В одном селе видели путницы длинную виселицу. Неестественно вытянувшись, скосив набок голову, тихо покачивались на ней казненные. «За саботирование уборочного труда», — поясняли надписи на картоне, пришпиленном английскими булавками к одежде повешенных. Часто попадался на глаза пестрый плакат, расклеенный на стенах изб, на воротах сельских пожарных сараев: румяный немецкий офицер показывал розовой пухлой рукой на груду туго набитых чувалов живописному бородачу в лаптях, вышитой косоворотке, высокой поярковой шляпе-грешневике, какие носили крестьяне в некрасовские времена. «Что соберешь — себе возьмешь», — гласила надпись. Но на плакате этом виднелись обычно и другие надписи, сделанные от руки углем или мелом: «Врешь», «Не обманешь», «Накось, выкуси», и к этой последней надписи был даже пририсован весьма внушительный шиш.
И везде тянулись вдоль дорог исхлестанные дождями, полегшие, прорастающие хлеба, косматая побуревшая путаница осыпающихся горохов, заросшие бурьяном, поваленные ветром льны, напоминавшие издали поверхность старых, запущенных прудов, да травы, высохшие на корню.
Все чаще встречались вырванные из тетрадей листки, исписанные разными почерками и приклеенные к телеграфным столбам, к дощечкам немецких дорожных знаков. Они призывали не подчиняться приказам, не выходить в поле, бойкотировать фашистские ссыпные пункты. И все они оканчивались одной фразой: «Смерть гитлеровским захватчикам!», звучавшей как заключительный аккорд сурового военного гимна.
Эти скромные, наспех исписанные тетрадные листки, так же как гуденье ночных бомбардировщиков, летавших на бомбежку далеких вражеских тылов, подбадривали путниц в тяжелую минуту.
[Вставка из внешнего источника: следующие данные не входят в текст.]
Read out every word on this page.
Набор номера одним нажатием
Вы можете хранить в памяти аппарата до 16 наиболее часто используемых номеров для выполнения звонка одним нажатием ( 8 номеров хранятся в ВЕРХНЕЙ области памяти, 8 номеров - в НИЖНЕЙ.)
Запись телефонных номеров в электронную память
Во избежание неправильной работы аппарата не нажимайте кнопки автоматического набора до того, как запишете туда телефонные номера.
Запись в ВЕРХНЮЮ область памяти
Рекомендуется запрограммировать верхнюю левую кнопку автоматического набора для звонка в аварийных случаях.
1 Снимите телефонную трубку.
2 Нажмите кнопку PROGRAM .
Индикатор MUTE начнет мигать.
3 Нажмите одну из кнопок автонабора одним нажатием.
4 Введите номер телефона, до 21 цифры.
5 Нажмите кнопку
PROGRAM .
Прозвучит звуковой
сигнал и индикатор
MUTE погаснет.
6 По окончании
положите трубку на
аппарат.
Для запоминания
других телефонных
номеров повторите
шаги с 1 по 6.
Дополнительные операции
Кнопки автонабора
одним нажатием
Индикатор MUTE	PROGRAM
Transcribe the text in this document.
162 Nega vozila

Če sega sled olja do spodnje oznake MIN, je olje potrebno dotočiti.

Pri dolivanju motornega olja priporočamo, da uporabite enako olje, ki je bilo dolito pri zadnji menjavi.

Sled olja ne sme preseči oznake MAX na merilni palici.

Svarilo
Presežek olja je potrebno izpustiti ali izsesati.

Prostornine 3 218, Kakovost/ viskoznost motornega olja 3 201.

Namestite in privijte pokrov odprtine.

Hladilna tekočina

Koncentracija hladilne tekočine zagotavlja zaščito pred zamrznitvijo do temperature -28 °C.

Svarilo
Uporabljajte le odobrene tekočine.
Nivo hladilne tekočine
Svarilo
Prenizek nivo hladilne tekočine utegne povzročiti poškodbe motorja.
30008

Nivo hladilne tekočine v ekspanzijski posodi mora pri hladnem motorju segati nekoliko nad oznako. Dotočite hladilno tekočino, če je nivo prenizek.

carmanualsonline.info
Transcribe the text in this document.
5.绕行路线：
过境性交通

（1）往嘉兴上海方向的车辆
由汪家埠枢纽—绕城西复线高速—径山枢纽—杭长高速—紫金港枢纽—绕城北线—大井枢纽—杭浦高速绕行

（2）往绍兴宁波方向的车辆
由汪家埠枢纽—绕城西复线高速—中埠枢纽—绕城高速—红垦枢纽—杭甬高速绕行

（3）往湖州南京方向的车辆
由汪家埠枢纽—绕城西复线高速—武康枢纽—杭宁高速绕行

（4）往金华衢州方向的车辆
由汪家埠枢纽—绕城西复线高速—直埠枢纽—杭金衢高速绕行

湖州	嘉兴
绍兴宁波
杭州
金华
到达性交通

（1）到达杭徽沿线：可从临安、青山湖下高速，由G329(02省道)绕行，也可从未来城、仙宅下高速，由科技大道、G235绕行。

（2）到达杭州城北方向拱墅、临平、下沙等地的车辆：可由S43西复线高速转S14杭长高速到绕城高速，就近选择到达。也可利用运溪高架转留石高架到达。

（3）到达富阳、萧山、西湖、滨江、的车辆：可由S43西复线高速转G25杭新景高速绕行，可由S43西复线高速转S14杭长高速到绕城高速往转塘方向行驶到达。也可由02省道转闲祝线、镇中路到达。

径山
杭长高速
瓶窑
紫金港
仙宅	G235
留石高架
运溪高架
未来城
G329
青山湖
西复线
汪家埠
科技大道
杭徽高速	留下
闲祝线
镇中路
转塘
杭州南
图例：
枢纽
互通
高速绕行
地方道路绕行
— Вы знаете, Матрена Никитична, когда я вижу вот эти листовки, мне хочется совершить что-нибудь особенное, героическое! Я не знаю что: взорвать их поезд, убить какого-нибудь самого большого фашистского мерзавца, сжечь их склад, — все равно, но только что-нибудь такое, чтобы узнали там, дома, — мечтала Муся. — Пусть умру, пусть, но пусть потом все говорят: «Вот так Муська Волкова, а? Слыхали? Ведь простая девчонка была, училась с нами, обожала танцульки, песни пела… и вот… кто бы мог подумать!»
— Чудачка! Да разве мы с тобой малое дело делаем?
— Сравнили! Разве это настоящее? Это все равно что окопы копать… Тоже нужно, конечно, а какая радость — роешься в земле и роешься, как крот. А мне хочется сделать что-нибудь особенное, такое, чтобы от того Родине большая польза была, чтобы самому Сталину доложили и он сказал: «Правильно поступила товарищ Волкова, передайте ей от имени народа спасибо…» Вы его видели? Какой он?